Sunday, December 8, 2013
By Tom Atwell firstname.lastname@example.org
Mulch can make your garden healthier and easier to maintain. It also can kill your plants.
It all depends on how you use it.
"Mulch" is one of those words that has so many meanings, you have to depend on context to know what is meant. You put mulch on perennial and shrub borders to keep moisture in the soil and slow the germination of weeds. You mulch tender plants in winter to help them survive. You can even put lots of mulch on lawns and fields to kill what is growing there so you can plant something else.
I like mulch. All of our gardens have 2 or 3 inches of mulch in and around the shrubs and perennials. We don't add mulch everywhere every year, but we do check where it is needed and add some.
There are gardeners who prefer to leave their garden soil bare. They consider it more natural. I wonder if they have ever taken a walk in the woods. The forest floor is filled with decomposing twigs and leaves because no one rakes there. Mulch in gardens is simply organic matter to replace the leaves we rake away.

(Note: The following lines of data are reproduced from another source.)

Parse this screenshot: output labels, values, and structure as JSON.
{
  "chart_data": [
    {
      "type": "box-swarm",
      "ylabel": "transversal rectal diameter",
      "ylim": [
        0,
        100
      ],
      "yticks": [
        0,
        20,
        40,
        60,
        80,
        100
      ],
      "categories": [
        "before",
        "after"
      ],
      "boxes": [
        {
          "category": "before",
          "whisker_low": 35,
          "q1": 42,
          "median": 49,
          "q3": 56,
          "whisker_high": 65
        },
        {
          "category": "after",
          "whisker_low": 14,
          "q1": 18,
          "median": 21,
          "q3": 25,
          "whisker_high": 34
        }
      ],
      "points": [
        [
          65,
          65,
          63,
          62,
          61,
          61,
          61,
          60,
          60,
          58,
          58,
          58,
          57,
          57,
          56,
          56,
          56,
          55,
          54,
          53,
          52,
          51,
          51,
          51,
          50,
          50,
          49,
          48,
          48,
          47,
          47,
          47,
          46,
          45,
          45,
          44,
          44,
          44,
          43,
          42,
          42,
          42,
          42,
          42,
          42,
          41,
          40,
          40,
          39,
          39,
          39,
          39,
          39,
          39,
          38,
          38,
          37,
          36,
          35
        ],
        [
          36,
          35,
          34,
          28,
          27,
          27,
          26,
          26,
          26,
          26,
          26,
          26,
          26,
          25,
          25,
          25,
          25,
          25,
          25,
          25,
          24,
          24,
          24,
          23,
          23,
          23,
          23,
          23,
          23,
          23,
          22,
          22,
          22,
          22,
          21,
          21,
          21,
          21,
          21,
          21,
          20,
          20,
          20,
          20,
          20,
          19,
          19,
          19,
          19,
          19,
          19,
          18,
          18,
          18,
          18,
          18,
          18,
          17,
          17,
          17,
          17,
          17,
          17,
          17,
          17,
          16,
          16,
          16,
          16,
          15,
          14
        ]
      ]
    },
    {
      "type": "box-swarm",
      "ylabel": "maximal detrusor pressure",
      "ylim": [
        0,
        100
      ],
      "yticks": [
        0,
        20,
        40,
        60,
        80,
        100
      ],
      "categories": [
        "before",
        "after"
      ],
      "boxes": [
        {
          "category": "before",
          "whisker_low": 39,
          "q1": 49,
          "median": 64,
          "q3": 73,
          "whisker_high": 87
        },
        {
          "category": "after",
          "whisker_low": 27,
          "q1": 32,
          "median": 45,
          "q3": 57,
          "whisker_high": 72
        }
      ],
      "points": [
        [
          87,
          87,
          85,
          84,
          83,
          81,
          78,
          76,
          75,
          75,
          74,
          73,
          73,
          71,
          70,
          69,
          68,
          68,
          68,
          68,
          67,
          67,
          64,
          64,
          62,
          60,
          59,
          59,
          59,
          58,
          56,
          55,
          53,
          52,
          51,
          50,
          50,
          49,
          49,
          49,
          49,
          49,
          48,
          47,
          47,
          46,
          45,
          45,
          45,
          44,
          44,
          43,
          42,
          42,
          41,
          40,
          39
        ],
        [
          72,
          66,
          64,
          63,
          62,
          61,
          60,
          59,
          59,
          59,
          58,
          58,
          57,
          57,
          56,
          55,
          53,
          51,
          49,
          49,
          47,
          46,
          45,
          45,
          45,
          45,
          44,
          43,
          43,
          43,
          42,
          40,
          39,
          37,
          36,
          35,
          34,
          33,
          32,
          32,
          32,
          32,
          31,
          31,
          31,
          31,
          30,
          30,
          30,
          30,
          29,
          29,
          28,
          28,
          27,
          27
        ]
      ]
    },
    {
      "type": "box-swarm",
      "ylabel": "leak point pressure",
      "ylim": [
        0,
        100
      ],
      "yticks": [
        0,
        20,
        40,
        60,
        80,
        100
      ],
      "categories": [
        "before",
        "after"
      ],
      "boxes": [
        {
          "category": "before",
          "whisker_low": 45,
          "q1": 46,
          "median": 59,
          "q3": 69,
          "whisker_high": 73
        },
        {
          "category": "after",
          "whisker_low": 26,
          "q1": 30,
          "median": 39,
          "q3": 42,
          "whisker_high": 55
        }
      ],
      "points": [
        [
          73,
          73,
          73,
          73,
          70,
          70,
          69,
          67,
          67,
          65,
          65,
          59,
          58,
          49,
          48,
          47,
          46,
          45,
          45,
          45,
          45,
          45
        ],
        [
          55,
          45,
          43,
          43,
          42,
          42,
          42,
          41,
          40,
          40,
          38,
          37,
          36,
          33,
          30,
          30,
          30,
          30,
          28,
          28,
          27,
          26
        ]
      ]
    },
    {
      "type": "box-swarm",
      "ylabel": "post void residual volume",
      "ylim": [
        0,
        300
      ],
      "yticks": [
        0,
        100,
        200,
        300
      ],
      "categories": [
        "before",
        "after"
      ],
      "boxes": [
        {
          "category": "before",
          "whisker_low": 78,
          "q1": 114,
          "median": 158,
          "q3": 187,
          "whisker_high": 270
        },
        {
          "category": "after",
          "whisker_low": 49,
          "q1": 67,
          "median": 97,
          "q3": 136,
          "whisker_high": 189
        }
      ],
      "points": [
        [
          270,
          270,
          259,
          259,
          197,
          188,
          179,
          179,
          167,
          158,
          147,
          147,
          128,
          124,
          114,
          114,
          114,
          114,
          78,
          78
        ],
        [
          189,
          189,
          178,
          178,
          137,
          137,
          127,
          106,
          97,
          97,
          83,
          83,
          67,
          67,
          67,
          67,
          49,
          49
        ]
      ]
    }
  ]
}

We use a mulch that is mostly shredded bark, although it also has some chopped-up twigs and branches. It is a fairly dark brown. We don't like the looks of red cedar mulch.
The bark mulch is usually aged for a while, letting decomposition begin. If you put down freshly chopped wood chips, they would break down and add organic matter to the soil eventually, but it would take longer. And the decomposition would rob some nitrogen from the soil.
Avoid mulches created with construction or demolition debris -- and some are. They have the same problem as freshly chipped wood, and you don't know what other chemicals you are getting.
Coastal Maine Botanical Gardens uses NutriMulch from New England Organics. That is mulch mixed with decomposed sewer sludge, and the nutrients feed the plants.
I have seen people use pea stone or other small pebbles as mulch. In some specialized formal settings, that can work. But the stones often get dirty, and are difficult to clean. I have read about mulch made from ground-up tires but, thankfully, have never seen it.
It's best to mulch gardens in very early spring, before most perennials are out of the ground. The perennials will simply grow through it. But spring is busy, and too often we end up mulching around plants. If the plants are already up, you don't want lots of mulch touching the plant stalks. Have almost none right next to the plants, and more in the open areas.
This is especially true for trees and shrubs. In parking lots, you often see what landscape professionals call "volcano mulch." You have a tree struggling to grow in a 2-yard square of soil surrounded by a sea of asphalt. Mulch has been stacked a foot high around the trunk of the tree, which eventually kills the tree by smothering the roots. Every tree has a root flare, and the mulch shouldn't go above that flare.
In a summer when there are soggy periods followed by long dry periods -- and that is every summer in Maine -- a crust will form, making it more difficult for rain to penetrate.
When that happens, I work through the garden with a hula hoe, also called a stirrup hoe or scuffle hoe, and fluff the mulch. It is something you will probably have to do only once a year, and it also gets rid of any weeds that have managed to grow through the mulch.
For protecting plants from winter cold, the mulch material of choice is old-fashioned straw, but if you have pine needles on your property, they work well. You'll want to wait until late November, when the ground has just frozen, to put down that mulch.
I mentioned early in the column that mulch can kill plants, and putting volcano mulch on trees and smothering perennials will do that.
But sometimes you DO want to kill plants. Say you want to create a vegetable or flower garden where you now have lawn or a hay field. In the fall, put down layers of newspapers over the area you want to kill. Lots of newspapers. Just another good reason for keeping up your subscription.
On top of the newspapers you put on mulch, mixed with compost, about 3 inches deep. The lawn will not have decomposed completely over that first winter, but you can dig through the mulch and plant. And eventually, all the sod will decompose and enrich the soil for your future garden.